MONTPELIER, Vt. (AP) — After an historic legislative session with remote lawmaking, Vermont legislators say online Zoom sessions will continue in some form after the pandemic.
Many committee rooms lack adequate airflow, so the Statehouse likely won’t reopen to full capacity, lawmakers said. A committee is looking at options, including using other spaces in the capitol complex, WCAX-TV reported.
“We may not be voting via Zoom, but access for committee rooms, access for the public in far-reaching corners of the state — that system will always be there,” Sen. Joe Benning, R-Caledonia County, said Wednesday.
Legislators are also testing 360-degree cameras so Vermonters can watch in-person committee hearings from afar in the months ahead.

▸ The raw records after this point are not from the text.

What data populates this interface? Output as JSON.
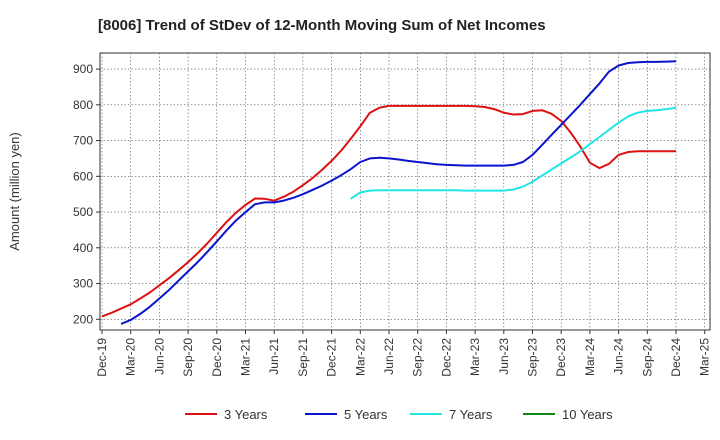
{
  "chart_data": {
    "type": "line",
    "title": "[8006]  Trend of StDev of 12-Month Moving Sum of Net Incomes",
    "xlabel": "",
    "ylabel": "Amount (million yen)",
    "x_tick_labels": [
      "Dec-19",
      "Mar-20",
      "Jun-20",
      "Sep-20",
      "Dec-20",
      "Mar-21",
      "Jun-21",
      "Sep-21",
      "Dec-21",
      "Mar-22",
      "Jun-22",
      "Sep-22",
      "Dec-22",
      "Mar-23",
      "Jun-23",
      "Sep-23",
      "Dec-23",
      "Mar-24",
      "Jun-24",
      "Sep-24",
      "Dec-24",
      "Mar-25"
    ],
    "y_ticks": [
      200,
      300,
      400,
      500,
      600,
      700,
      800,
      900
    ],
    "ylim": [
      170,
      945
    ],
    "grid": true,
    "legend_position": "bottom",
    "series": [
      {
        "name": "3 Years",
        "color": "#dd1111",
        "points": [
          [
            "Dec-19",
            208
          ],
          [
            "Jan-20",
            218
          ],
          [
            "Feb-20",
            230
          ],
          [
            "Mar-20",
            242
          ],
          [
            "Apr-20",
            258
          ],
          [
            "May-20",
            275
          ],
          [
            "Jun-20",
            295
          ],
          [
            "Jul-20",
            315
          ],
          [
            "Aug-20",
            337
          ],
          [
            "Sep-20",
            360
          ],
          [
            "Oct-20",
            385
          ],
          [
            "Nov-20",
            412
          ],
          [
            "Dec-20",
            442
          ],
          [
            "Jan-21",
            472
          ],
          [
            "Feb-21",
            498
          ],
          [
            "Mar-21",
            520
          ],
          [
            "Apr-21",
            538
          ],
          [
            "May-21",
            537
          ],
          [
            "Jun-21",
            532
          ],
          [
            "Jul-21",
            543
          ],
          [
            "Aug-21",
            557
          ],
          [
            "Sep-21",
            575
          ],
          [
            "Oct-21",
            595
          ],
          [
            "Nov-21",
            618
          ],
          [
            "Dec-21",
            643
          ],
          [
            "Jan-22",
            672
          ],
          [
            "Feb-22",
            705
          ],
          [
            "Mar-22",
            740
          ],
          [
            "Apr-22",
            778
          ],
          [
            "May-22",
            792
          ],
          [
            "Jun-22",
            797
          ],
          [
            "Jul-22",
            797
          ],
          [
            "Aug-22",
            797
          ],
          [
            "Sep-22",
            797
          ],
          [
            "Oct-22",
            797
          ],
          [
            "Nov-22",
            797
          ],
          [
            "Dec-22",
            797
          ],
          [
            "Jan-23",
            797
          ],
          [
            "Feb-23",
            797
          ],
          [
            "Mar-23",
            796
          ],
          [
            "Apr-23",
            794
          ],
          [
            "May-23",
            788
          ],
          [
            "Jun-23",
            778
          ],
          [
            "Jul-23",
            773
          ],
          [
            "Aug-23",
            774
          ],
          [
            "Sep-23",
            783
          ],
          [
            "Oct-23",
            785
          ],
          [
            "Nov-23",
            775
          ],
          [
            "Dec-23",
            755
          ],
          [
            "Jan-24",
            722
          ],
          [
            "Feb-24",
            683
          ],
          [
            "Mar-24",
            638
          ],
          [
            "Apr-24",
            623
          ],
          [
            "May-24",
            635
          ],
          [
            "Jun-24",
            660
          ],
          [
            "Jul-24",
            668
          ],
          [
            "Aug-24",
            670
          ],
          [
            "Sep-24",
            670
          ],
          [
            "Oct-24",
            670
          ],
          [
            "Nov-24",
            670
          ],
          [
            "Dec-24",
            670
          ]
        ]
      },
      {
        "name": "5 Years",
        "color": "#0a14cc",
        "points": [
          [
            "Feb-20",
            187
          ],
          [
            "Mar-20",
            198
          ],
          [
            "Apr-20",
            215
          ],
          [
            "May-20",
            235
          ],
          [
            "Jun-20",
            258
          ],
          [
            "Jul-20",
            282
          ],
          [
            "Aug-20",
            308
          ],
          [
            "Sep-20",
            334
          ],
          [
            "Oct-20",
            360
          ],
          [
            "Nov-20",
            388
          ],
          [
            "Dec-20",
            418
          ],
          [
            "Jan-21",
            448
          ],
          [
            "Feb-21",
            476
          ],
          [
            "Mar-21",
            500
          ],
          [
            "Apr-21",
            522
          ],
          [
            "May-21",
            527
          ],
          [
            "Jun-21",
            527
          ],
          [
            "Jul-21",
            532
          ],
          [
            "Aug-21",
            540
          ],
          [
            "Sep-21",
            550
          ],
          [
            "Oct-21",
            562
          ],
          [
            "Nov-21",
            574
          ],
          [
            "Dec-21",
            588
          ],
          [
            "Jan-22",
            603
          ],
          [
            "Feb-22",
            620
          ],
          [
            "Mar-22",
            640
          ],
          [
            "Apr-22",
            650
          ],
          [
            "May-22",
            652
          ],
          [
            "Jun-22",
            650
          ],
          [
            "Jul-22",
            647
          ],
          [
            "Aug-22",
            643
          ],
          [
            "Sep-22",
            640
          ],
          [
            "Oct-22",
            637
          ],
          [
            "Nov-22",
            634
          ],
          [
            "Dec-22",
            632
          ],
          [
            "Jan-23",
            631
          ],
          [
            "Feb-23",
            630
          ],
          [
            "Mar-23",
            630
          ],
          [
            "Apr-23",
            630
          ],
          [
            "May-23",
            630
          ],
          [
            "Jun-23",
            630
          ],
          [
            "Jul-23",
            632
          ],
          [
            "Aug-23",
            640
          ],
          [
            "Sep-23",
            660
          ],
          [
            "Oct-23",
            688
          ],
          [
            "Nov-23",
            716
          ],
          [
            "Dec-23",
            744
          ],
          [
            "Jan-24",
            772
          ],
          [
            "Feb-24",
            800
          ],
          [
            "Mar-24",
            830
          ],
          [
            "Apr-24",
            860
          ],
          [
            "May-24",
            893
          ],
          [
            "Jun-24",
            910
          ],
          [
            "Jul-24",
            917
          ],
          [
            "Aug-24",
            919
          ],
          [
            "Sep-24",
            920
          ],
          [
            "Oct-24",
            920
          ],
          [
            "Nov-24",
            921
          ],
          [
            "Dec-24",
            922
          ]
        ]
      },
      {
        "name": "7 Years",
        "color": "#22e5e5",
        "points": [
          [
            "Feb-22",
            537
          ],
          [
            "Mar-22",
            555
          ],
          [
            "Apr-22",
            560
          ],
          [
            "May-22",
            561
          ],
          [
            "Jun-22",
            561
          ],
          [
            "Jul-22",
            561
          ],
          [
            "Aug-22",
            561
          ],
          [
            "Sep-22",
            561
          ],
          [
            "Oct-22",
            561
          ],
          [
            "Nov-22",
            561
          ],
          [
            "Dec-22",
            561
          ],
          [
            "Jan-23",
            561
          ],
          [
            "Feb-23",
            560
          ],
          [
            "Mar-23",
            560
          ],
          [
            "Apr-23",
            560
          ],
          [
            "May-23",
            560
          ],
          [
            "Jun-23",
            560
          ],
          [
            "Jul-23",
            563
          ],
          [
            "Aug-23",
            571
          ],
          [
            "Sep-23",
            585
          ],
          [
            "Oct-23",
            602
          ],
          [
            "Nov-23",
            619
          ],
          [
            "Dec-23",
            636
          ],
          [
            "Jan-24",
            653
          ],
          [
            "Feb-24",
            670
          ],
          [
            "Mar-24",
            690
          ],
          [
            "Apr-24",
            710
          ],
          [
            "May-24",
            730
          ],
          [
            "Jun-24",
            750
          ],
          [
            "Jul-24",
            768
          ],
          [
            "Aug-24",
            778
          ],
          [
            "Sep-24",
            783
          ],
          [
            "Oct-24",
            785
          ],
          [
            "Nov-24",
            788
          ],
          [
            "Dec-24",
            792
          ]
        ]
      },
      {
        "name": "10 Years",
        "color": "#118811",
        "points": []
      }
    ]
  }
}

In other pandemic-related news:
BURLINGTON EMERGENCY ORDER
Vermont's largest city will lift its pandemic-related emergency order on June 15.
Burlington Mayor Miro Weinberger made the announcement on Wednesday, saying the city has done what's needed to significantly slow the spread of the coronavirus virus, WPTZ-TV reported. But he said more work is needed once the order is gone.
The emergency order has been in place since March 16, 2020.
“We will continue our commitment of ending any threat of a false spike and a return to a pandemic by continuing through the summer to push for the deployment of vaccines,” the mayor said. “We will also be working at executing an equitable economic recovery.”
Vermont reported eight new cases of COVID-19 on Thursday, for a statewide total of 24,200 cases since the pandemic began.
Three people were hospitalized with the illness. The state has not had a death from COVID-19 in more than two weeks.
The Associated Press is using data collected by Johns Hopkins University Center for Systems Science and Engineering to measure outbreak caseloads and deaths across the United States
The seven-day rolling average of daily new cases in Vermont did not increase over the past two weeks, going from 48.14 new cases per day on May 18 to 10.00 new cases per day on June 1.
The seven-day rolling average of daily deaths in Vermont did not increase over the past two weeks, going from 0.43 deaths per day on May 18 to 0.00 deaths per day on June 1.